If you can master the consistency and placement of lighting, your system will have a much higher probability of success.
How consistent are the live images you capture to the images used as reference for matching? Is your probe image taken at an angle in poor lighting and then used to match against a pristine photo that was taken under ideal conditions? These variances will impact facial matching accuracy.
Also, be cognizant when reviewing facial biometric software vendors. Many times they will show the enrollment and subsequent match of an individual on the same day in the same environment. While this shows core functionality of the system it unfortunately covers up potential issues when deployed in the real world. The image captured in the field will vary, sometimes greatly, from the image captured during the initial face enrollment. This includes age, presentation, location, and orientation.

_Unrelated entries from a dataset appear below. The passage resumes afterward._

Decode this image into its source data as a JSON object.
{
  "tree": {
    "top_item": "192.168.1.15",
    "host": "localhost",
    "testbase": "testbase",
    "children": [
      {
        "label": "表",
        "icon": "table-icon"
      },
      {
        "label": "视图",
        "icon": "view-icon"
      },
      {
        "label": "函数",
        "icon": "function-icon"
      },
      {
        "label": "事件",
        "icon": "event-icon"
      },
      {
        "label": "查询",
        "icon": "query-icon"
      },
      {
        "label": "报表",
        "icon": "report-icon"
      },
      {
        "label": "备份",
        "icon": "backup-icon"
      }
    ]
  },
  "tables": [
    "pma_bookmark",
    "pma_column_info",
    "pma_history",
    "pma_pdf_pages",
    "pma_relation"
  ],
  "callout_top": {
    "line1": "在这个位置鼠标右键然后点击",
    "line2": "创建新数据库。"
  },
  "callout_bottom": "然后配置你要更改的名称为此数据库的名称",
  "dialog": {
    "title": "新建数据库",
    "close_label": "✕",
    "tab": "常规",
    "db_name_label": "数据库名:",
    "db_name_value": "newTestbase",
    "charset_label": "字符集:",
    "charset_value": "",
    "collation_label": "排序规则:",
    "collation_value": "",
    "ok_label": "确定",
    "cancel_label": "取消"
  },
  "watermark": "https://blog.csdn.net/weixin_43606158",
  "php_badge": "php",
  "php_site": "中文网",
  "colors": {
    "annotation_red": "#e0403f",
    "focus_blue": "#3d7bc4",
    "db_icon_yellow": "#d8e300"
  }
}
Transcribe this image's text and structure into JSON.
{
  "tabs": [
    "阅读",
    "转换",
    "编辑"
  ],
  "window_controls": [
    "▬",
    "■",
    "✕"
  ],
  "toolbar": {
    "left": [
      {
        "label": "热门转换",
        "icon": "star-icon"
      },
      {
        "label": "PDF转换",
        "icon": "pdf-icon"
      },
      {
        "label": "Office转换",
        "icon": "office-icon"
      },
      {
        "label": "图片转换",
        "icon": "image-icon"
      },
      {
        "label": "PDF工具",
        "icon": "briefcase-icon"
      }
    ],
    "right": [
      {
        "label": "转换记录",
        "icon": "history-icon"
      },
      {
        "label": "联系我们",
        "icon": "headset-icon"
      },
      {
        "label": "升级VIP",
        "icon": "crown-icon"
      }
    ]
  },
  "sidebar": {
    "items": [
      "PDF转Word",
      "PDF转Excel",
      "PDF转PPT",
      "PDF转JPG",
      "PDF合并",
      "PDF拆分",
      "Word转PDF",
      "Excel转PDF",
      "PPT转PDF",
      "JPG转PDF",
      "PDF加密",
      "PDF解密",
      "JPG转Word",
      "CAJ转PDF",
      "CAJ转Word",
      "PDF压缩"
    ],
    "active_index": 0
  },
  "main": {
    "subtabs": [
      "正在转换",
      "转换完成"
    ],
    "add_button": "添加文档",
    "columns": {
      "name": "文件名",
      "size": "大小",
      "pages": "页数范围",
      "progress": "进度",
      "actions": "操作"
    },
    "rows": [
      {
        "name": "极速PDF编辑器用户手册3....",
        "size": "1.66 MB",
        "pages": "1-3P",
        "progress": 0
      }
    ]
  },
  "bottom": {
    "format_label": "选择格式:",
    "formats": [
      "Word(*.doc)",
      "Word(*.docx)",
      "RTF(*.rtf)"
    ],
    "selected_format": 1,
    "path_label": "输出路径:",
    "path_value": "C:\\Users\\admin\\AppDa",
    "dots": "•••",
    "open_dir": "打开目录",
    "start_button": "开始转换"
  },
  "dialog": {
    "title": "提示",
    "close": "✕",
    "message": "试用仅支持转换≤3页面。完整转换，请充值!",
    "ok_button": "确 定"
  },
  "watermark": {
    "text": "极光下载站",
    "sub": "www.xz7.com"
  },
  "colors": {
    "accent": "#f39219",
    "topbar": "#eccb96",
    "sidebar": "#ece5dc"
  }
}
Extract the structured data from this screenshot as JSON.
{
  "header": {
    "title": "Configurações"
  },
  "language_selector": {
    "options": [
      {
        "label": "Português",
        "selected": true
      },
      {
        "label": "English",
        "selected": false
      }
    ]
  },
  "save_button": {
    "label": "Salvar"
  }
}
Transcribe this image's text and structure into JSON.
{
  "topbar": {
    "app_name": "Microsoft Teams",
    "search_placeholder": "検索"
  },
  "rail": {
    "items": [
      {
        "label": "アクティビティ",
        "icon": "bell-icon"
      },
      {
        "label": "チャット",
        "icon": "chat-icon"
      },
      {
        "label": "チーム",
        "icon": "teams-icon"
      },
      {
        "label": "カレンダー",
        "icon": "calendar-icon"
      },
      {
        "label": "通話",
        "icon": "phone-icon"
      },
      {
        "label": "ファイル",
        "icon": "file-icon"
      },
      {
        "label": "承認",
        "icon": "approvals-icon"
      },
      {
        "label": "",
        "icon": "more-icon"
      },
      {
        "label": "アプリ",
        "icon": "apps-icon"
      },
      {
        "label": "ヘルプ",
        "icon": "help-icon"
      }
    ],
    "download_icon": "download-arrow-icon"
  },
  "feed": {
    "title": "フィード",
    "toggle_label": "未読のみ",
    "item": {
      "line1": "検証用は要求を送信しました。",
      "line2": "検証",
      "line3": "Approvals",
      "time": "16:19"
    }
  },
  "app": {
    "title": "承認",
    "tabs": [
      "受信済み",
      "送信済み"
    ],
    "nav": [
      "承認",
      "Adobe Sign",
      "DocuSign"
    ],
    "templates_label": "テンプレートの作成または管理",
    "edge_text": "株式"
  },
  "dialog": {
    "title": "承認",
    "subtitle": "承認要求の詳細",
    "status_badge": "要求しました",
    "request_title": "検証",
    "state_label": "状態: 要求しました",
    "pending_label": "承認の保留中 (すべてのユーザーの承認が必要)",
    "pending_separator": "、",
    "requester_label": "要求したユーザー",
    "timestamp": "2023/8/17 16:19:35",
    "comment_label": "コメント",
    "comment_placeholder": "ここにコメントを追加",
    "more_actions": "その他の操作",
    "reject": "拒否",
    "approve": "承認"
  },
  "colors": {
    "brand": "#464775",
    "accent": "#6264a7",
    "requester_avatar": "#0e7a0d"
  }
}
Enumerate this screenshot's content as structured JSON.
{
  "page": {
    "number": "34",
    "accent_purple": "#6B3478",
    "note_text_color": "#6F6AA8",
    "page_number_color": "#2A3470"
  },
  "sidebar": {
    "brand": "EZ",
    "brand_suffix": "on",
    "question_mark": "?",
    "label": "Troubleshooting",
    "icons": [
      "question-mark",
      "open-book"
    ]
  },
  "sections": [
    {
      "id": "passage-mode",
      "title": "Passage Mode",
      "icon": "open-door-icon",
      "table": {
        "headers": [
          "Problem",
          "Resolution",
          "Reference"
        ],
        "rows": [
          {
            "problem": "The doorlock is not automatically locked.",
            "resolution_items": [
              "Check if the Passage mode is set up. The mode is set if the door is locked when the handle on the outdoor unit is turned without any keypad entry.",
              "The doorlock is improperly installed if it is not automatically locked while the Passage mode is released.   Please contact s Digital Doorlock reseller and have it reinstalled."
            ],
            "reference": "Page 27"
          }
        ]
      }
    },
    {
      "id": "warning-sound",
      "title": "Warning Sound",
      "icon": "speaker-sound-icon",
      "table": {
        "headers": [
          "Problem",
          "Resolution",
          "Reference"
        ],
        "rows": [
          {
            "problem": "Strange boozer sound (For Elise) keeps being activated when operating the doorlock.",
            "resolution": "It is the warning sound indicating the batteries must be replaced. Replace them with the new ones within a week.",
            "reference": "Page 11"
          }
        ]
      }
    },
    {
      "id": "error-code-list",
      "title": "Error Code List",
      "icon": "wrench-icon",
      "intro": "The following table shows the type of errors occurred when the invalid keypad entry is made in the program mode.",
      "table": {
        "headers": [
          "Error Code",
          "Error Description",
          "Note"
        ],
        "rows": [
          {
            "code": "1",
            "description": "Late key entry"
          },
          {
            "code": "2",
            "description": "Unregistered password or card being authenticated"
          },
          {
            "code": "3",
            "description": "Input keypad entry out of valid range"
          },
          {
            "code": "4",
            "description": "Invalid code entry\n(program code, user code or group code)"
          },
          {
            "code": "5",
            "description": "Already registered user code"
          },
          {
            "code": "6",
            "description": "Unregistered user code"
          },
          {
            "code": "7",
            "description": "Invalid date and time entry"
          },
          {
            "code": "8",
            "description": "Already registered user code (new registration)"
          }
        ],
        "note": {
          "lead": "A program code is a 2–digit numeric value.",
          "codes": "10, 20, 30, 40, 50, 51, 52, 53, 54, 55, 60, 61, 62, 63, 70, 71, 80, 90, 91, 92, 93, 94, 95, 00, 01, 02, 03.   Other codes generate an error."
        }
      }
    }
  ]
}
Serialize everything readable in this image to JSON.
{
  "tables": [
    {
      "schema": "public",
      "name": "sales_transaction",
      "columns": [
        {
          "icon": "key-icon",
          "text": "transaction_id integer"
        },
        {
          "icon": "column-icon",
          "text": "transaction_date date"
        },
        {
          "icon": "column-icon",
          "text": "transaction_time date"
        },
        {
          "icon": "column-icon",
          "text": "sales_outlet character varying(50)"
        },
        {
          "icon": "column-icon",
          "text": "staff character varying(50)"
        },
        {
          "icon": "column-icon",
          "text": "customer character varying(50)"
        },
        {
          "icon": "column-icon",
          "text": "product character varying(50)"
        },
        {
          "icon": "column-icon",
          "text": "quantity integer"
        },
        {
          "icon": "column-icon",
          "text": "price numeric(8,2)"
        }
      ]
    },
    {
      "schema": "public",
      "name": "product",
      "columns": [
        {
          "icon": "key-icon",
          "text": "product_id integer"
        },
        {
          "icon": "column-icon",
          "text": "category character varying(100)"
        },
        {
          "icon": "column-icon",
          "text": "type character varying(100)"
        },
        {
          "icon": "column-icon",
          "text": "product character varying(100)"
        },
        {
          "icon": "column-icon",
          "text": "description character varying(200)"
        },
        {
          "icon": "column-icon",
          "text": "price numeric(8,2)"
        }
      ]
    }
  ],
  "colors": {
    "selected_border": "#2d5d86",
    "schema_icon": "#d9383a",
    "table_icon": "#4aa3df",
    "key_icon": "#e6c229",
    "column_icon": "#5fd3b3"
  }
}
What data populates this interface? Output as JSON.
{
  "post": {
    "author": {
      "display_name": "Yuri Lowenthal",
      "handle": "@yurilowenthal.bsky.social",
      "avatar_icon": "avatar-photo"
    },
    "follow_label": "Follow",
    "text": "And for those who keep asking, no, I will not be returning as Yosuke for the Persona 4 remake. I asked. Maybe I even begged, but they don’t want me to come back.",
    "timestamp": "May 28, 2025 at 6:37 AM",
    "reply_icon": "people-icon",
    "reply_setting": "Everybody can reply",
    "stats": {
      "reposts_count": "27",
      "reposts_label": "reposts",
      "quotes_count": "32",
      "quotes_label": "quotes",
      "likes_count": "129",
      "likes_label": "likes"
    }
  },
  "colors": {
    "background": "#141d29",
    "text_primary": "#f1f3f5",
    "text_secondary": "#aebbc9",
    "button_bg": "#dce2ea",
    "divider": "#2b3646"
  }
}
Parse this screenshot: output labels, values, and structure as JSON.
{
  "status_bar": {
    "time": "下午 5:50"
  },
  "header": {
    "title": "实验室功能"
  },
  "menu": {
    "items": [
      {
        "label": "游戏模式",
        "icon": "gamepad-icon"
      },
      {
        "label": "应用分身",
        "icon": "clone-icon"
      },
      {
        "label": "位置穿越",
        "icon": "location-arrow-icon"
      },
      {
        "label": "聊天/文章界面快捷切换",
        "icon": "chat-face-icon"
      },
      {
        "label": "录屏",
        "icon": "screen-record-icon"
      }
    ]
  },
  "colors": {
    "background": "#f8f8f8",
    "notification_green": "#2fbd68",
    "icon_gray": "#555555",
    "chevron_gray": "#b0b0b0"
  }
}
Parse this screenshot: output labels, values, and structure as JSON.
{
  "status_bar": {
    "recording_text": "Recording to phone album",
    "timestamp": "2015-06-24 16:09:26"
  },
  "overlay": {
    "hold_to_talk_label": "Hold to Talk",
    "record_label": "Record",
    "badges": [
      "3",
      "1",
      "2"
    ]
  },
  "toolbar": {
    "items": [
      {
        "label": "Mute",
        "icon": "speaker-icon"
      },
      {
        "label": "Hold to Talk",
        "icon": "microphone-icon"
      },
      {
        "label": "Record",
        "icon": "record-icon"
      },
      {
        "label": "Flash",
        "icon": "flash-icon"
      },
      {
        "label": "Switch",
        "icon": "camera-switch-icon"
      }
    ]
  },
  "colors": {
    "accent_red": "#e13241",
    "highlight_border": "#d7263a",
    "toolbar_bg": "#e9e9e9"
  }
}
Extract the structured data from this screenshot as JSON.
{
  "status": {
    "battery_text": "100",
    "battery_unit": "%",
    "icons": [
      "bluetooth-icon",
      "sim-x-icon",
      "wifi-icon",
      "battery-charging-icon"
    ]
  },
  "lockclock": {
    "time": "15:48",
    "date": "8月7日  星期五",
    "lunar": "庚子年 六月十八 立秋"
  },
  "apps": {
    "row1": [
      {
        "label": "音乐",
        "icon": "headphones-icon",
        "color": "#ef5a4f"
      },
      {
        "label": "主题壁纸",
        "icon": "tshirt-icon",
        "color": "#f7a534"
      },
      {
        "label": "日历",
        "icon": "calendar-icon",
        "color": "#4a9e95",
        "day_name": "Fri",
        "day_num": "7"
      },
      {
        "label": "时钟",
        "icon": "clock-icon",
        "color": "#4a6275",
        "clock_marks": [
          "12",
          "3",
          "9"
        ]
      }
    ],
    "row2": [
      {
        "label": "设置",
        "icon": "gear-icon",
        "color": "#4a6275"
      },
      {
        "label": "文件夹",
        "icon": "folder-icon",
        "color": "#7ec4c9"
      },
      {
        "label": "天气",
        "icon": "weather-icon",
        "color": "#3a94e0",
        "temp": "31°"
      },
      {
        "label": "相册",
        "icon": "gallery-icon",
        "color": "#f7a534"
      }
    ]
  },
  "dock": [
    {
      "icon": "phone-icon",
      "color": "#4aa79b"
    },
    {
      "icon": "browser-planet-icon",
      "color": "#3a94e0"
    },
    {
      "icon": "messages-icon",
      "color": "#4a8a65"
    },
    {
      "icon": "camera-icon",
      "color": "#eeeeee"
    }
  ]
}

Physical location of cameras
How are you planning on deploying your cameras? How much room do you have? How will the user’s face be presented to the camera? Will it be an active process with direct interaction? Or will it be completely passive?
What will the facial capture area look like? Will the camera be fixed focus at a certain depth? What are the variances of height needed to capture all of the users targeted by the system?
How you physically deploy cameras and how users interact with them will directly impact the success of your facial recognition software.
Will the background of your images be controlled or will it be complex and dynamic? Will one person be authenticated at a time or will other users be present.
Given the inherently larger capture area of a facial biometric system, you might pick up additional items in the camera’s field of view. This could include additional faces, users who aren’t in your target population, or even objects that trick the facial recognition software into capturing what it believes is a face.
These are just a few of the environmental questions you need to address. While facial recognition software shows great promise and continues to get better every day, there are still inherent risks associated with the technology. It is not perfect and you can expect a level of degradation based on where and how you use it.
When deciding on what you want to buy and ultimately deploy, make sure you look beyond simple match rates. Look deeper at your operational environment and identify what may silently kill your implementation.